Talking to ABC World News Tonight anchor David Muir, Biden took Trump straight on his opponent’s “questionable handling of coronavirus pandemic”. Apart from the American media “baying for Trump’s blood on his ‘poor corona crisis handling’,” the citizens too are divided on the real results, despite the much talked about stimulus packages and cash incentives doled out by President Trump. Biden made it straight: “Would shut it down; I would listen to the scientists.” Biden also criticised what he argued was the “fundamental flaw” of the Trump administration’s response to the coronavirus pandemic, that the nation cannot begin to recover economically until the virus and public health emergency is under control. “I will be prepared to do whatever it takes to save lives because we cannot get the country moving, until we control the virus,” Biden said, realising fully what will connect instantly to the millions devastated by the virus.

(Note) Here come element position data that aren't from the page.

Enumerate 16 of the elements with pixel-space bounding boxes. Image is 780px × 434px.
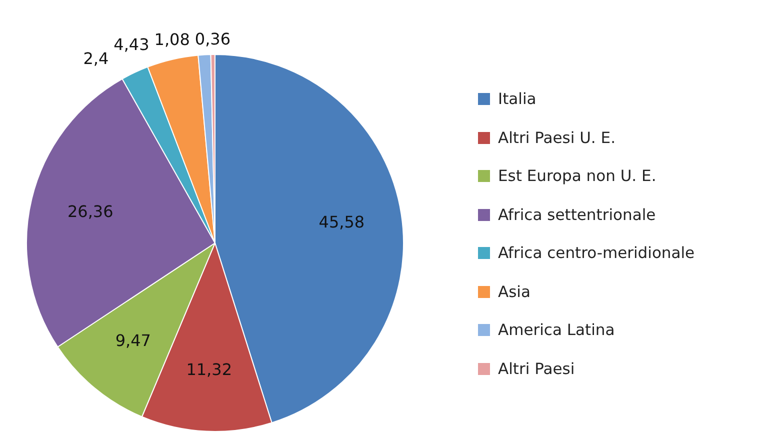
legend-label: Altri Paesi U. E. — [498, 128, 616, 147]
legend-label: Africa centro-meridionale — [498, 244, 695, 262]
data-label: 0,36 — [194, 30, 231, 49]
data-label: 4,43 — [114, 34, 150, 54]
data-label: 26,36 — [67, 202, 114, 222]
legend-label: Asia — [498, 282, 530, 301]
legend-label: Africa settentrionale — [498, 206, 656, 224]
data-label: 2,4 — [83, 48, 109, 68]
legend-label: Italia — [498, 90, 536, 108]
data-label: 9,47 — [115, 330, 151, 350]
data-label: 45,58 — [318, 212, 365, 232]
legend-label: America Latina — [498, 321, 615, 340]
data-label: 1,08 — [154, 30, 190, 49]
data-label: 11,32 — [186, 360, 232, 380]
legend-label: Est Europa non U. E. — [498, 167, 656, 186]
legend-label: Altri Paesi — [498, 360, 575, 378]
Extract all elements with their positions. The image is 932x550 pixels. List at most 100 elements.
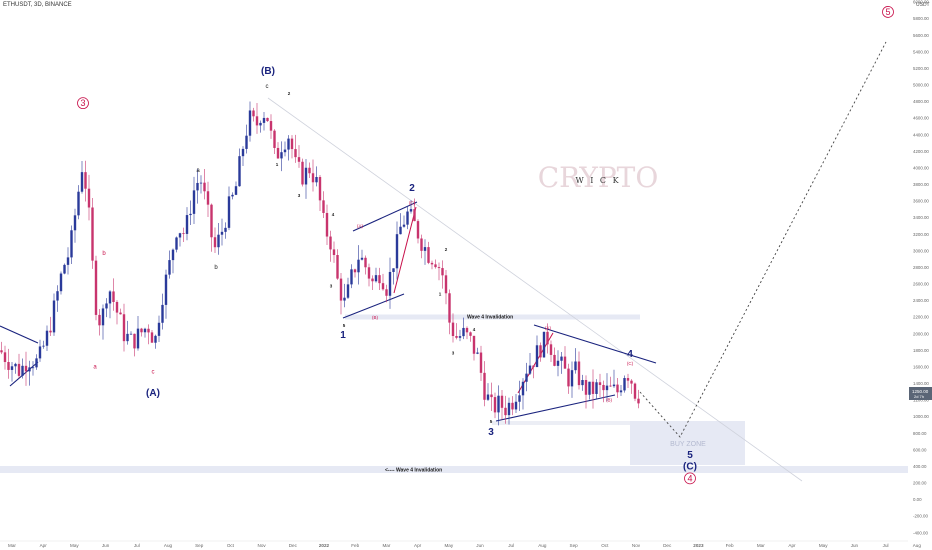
wave4-invalidation-label-top: Wave 4 Invalidation	[467, 315, 513, 321]
candle-body	[542, 331, 546, 358]
candle-body	[52, 300, 56, 333]
candle-body	[476, 352, 479, 354]
candle-body	[339, 278, 343, 301]
x-tick-label: Apr	[414, 543, 422, 548]
watermark-wick: W I C K	[575, 176, 620, 185]
y-tick-label: 1000.00	[913, 414, 929, 419]
candle-body	[465, 327, 469, 333]
candle-body	[297, 157, 301, 162]
candle-body	[420, 238, 423, 251]
wave-label: b	[214, 265, 218, 271]
candle-body	[234, 186, 238, 195]
candle-body	[500, 395, 504, 408]
y-tick-label: 1200.00	[913, 398, 929, 403]
candle-body	[497, 395, 500, 413]
support-band	[492, 421, 732, 425]
candle-body	[192, 190, 196, 214]
candle-body	[105, 303, 108, 309]
candle-body	[458, 336, 462, 338]
wave-label: (A)	[357, 224, 364, 229]
candle-body	[507, 402, 511, 416]
y-tick-label: 600.00	[913, 447, 927, 452]
x-tick-label: May	[819, 543, 828, 548]
y-tick-label: 0.00	[913, 497, 922, 502]
wave-label: 3	[452, 350, 455, 355]
price-axis[interactable]: -400.00 -200.00 0.00 200.00 400.00 600.00 800.…	[913, 0, 929, 535]
candle-body	[38, 346, 42, 359]
candle-body	[189, 213, 192, 216]
candle-body	[290, 138, 294, 150]
candle-body	[444, 275, 448, 294]
candle-body	[434, 264, 437, 268]
candle-body	[161, 304, 164, 323]
candle-body	[549, 344, 553, 355]
candle-body	[427, 247, 430, 263]
wave-label: 1	[340, 330, 346, 341]
candle-body	[10, 366, 14, 370]
x-tick-label: Oct	[227, 543, 235, 548]
buy-zone-label: BUY ZONE	[670, 441, 706, 448]
x-tick-label: Sep	[570, 543, 579, 548]
candle-body	[490, 394, 493, 398]
x-tick-label: Jun	[102, 543, 110, 548]
y-tick-label: 4200.00	[913, 149, 929, 154]
wave-circle	[882, 6, 894, 18]
candle-body	[206, 191, 210, 205]
candle-body	[129, 333, 133, 335]
x-tick-label: May	[70, 543, 79, 548]
candle-body	[31, 367, 35, 369]
candle-body	[532, 365, 535, 368]
candle-body	[21, 365, 24, 376]
y-tick-label: 1400.00	[913, 381, 929, 386]
time-axis[interactable]: Mar Apr May Jun Jul Aug Sep Oct Nov Dec 2022 Feb Mar…	[8, 543, 921, 548]
y-tick-label: 3000.00	[913, 248, 929, 253]
candle-body	[17, 363, 21, 376]
candle-body	[612, 384, 616, 387]
candle-body	[511, 402, 514, 410]
x-tick-label: Jun	[476, 543, 484, 548]
candle-body	[14, 363, 17, 367]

Secondly, he came to the defence of his running mate as he took on Trump on the latter’s recent attacks against her. President Trump has reportedly referred to Harris as “nasty”, a sort of a “mad woman”, a “disaster”, the “meanest”, “most horrible”, “most disrespectful of anybody in the US Senate”. To these charges of Trump, Biden was quick to respond: “The idea that he would say something like that. No President—no President has ever said anything like that. No President’s ever used those words.” By saying that, Biden cored his points among women and the two most vital ethnic races in the US polls—Indian American and Afro-American, the twin lineage Harris shares and brings a huge difference to VP Biden campaign.

He talked on racial conflicts as he mentioned the clashes in Charlottesville, Virginia, in 2017.

But as Axelrod points out, this faces the test from the other side. Hinting at a possible Trump’s tough and “inciting” response coming on Monday from the National Republican Convention, the CNN commentator warns: “What may seem like a humane, common sense agenda to most Americans, this week will be cast by Trump and the Republicans as nothing more than job-crushing environmental regulations; amnesty for ‘illegals’ and open borders; an attack on police that invites urban violence and anarchy.”

Axelrod sums up pointing to where the polls will head. “These are the jagged fault lines of American politics: a rising number of young people, racial minorities and college-educated White voters versus those who view the cultural and social changes proudly displayed at the Democratic National Convention this week as a threat.”

President Trump has already dubbed Biden’s “life-time speech at the DNC” as the “waste of four hours”, but in contrast, he reacted with a subdued and succinct tweet, terming the former Vice President’s address as “just words”. Trump tweeted: “In 47 years, Joe did none of the things of which he now speaks. He will never change, just words!” Perhaps, there is more in store in the days to come and the media will make the most of those speeches and war of words between the two camps.

But most awaited is what President Trump will be spewing against his rival Biden to connect to his “All-Whites American Vote Bank” in Monday’s convention.

America is in for a real poll-pot simmering. Time to see it before it boils down to the final results for the next White House on 3 November.